Incendire. Qu’est-ce qu’on emporte ? s’ouvre sur l’évocation d’une « Guerre » dont la violence apocalyptique enflamme l’histoire et la géographie. Nous sommes quelque part entre Oran et Osnabrück, entre 1492 et 2022, à moins que ça ne soit 1942. On humilie, on expulse, on tue des juifs qui fuient « de vie en vie » ou finissent « en Stolperstein, pavé modeste incrusté dans le trottoir comme la plupart des Jonas », ces membres de la famille maternelle de Cixous morts en déportation. Que se passe-t-il ? En surface, en juillet 2022, Hélène Cixous se trouve dans sa « maison d’écriture » près d’Arcachon, lorsque la forêt prend feu et que d’épais nuages gris envahissent le ciel. Dans les profondeurs, « cette odeur crématoire » ravive (triggers, dirait-on en franglais) un flot de souvenirs et d’images, un flot de morts et de mots. La voilà à nouveau plongée dans les cryptes et les ruines du Grand Incendie Nazi qu’elle parcourt depuis quelques années, notamment dans Gare d’Osnabrück à Jérusalem (Galilée, 2016), 1938, nuits en 2019 ou encore dans Ruines bien rangées en 2020.

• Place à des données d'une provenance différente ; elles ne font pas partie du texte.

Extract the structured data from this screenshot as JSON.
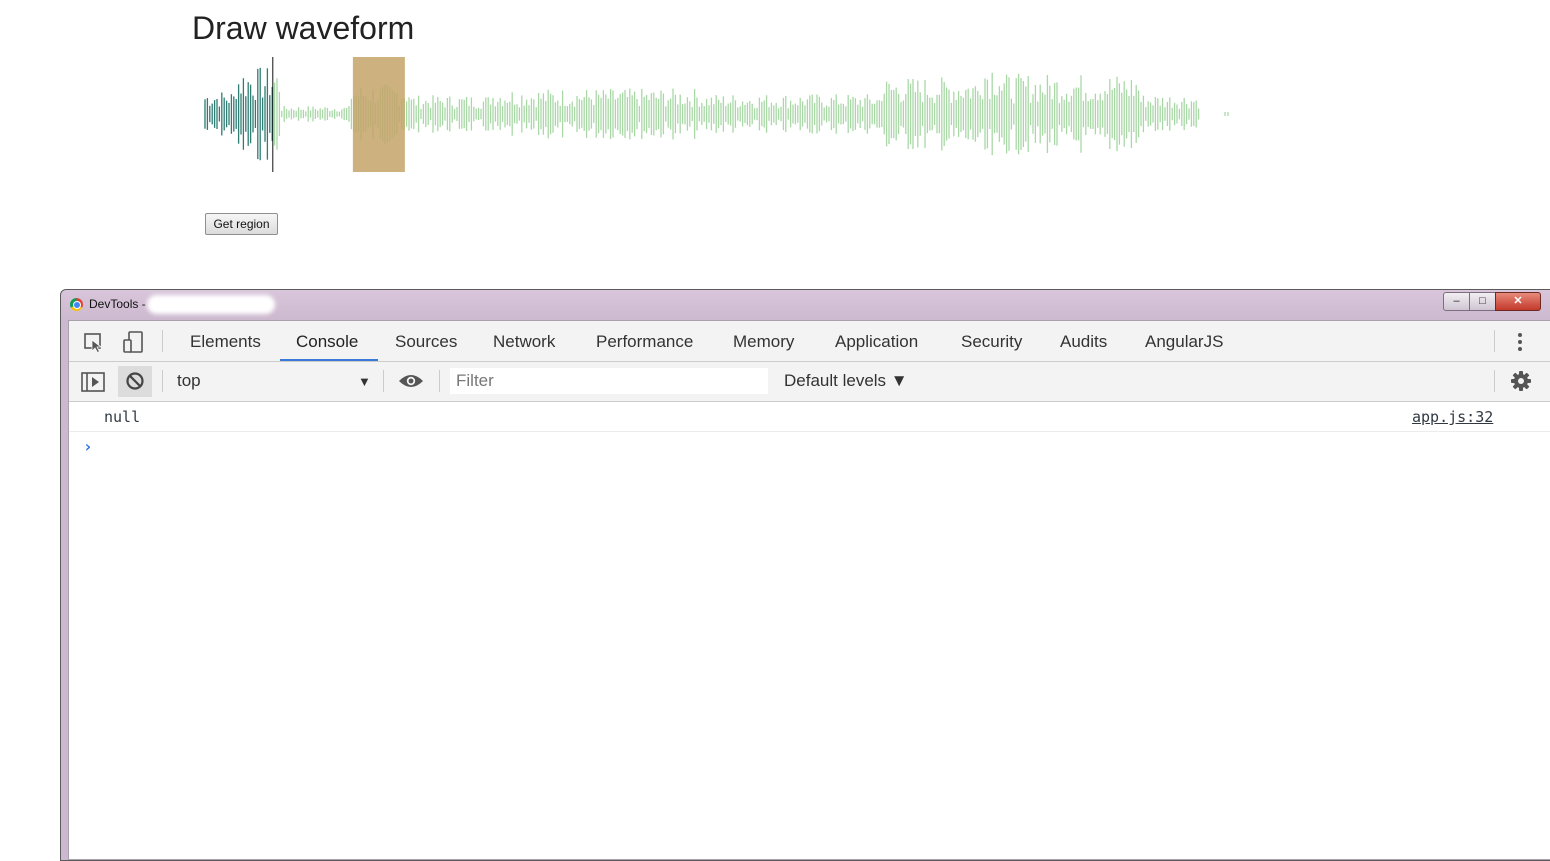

Mais cette fois-ci, quelque chose a changé. Une digue a cédé sous la pression du danger immédiat : « Il me vient à l’idée que pour la première fois de ma vie je fais l’expérience du “Traumatisme”. Ce trouble ne se loge pas simplement dans l’âme et ses localisations secrètes. Il est physique, il fracasse les membres. Trait particulier : tout l’être est fendu. » Le livre vient capter cet état d’alerte, ce présage de mort qui met l’être sous tutelle et réveille l’instinct de fuite déposé en elle par les générations qui la précèdent. « Fuir recommence, c’est plus fort que moi. » D’où la question inscrite sur la couverture du livre : Qu’est-ce qu’on emporte ? Qu’est-ce qu’on emporte lorsqu’il faut fuir d’une minute à l’autre ? Que doit-on emporter avec soi du monde que l’on doit quitter pour se sauver ? Comment emporter avec soi ce lieu qui se consume sous nos yeux ? Un cortège d’exilés familiaux et familiers l’aide à préparer son « Sac-de-Fuite » : Énée fuyant Troie en emmenant Anchise, son père-patrie, sur son dos, Walter Benjamin fuyant vers l’Espagne avec son cartable rempli de manuscrits, ou sa mère, Ève, fuyant l’Allemagne avec « deux valises, gros berceaux ventrus pleins de photographies ». S’engage alors une lutte avec le livre que Cixous poursuit par écrit à la découverte d’autres temps, lieux et aïeux, tous marqués par la violence de l’exode et de l’incendie. Et si « l’odeur de cramé » finit par s’estomper, « l’Incendie ne s’éteint jamais ».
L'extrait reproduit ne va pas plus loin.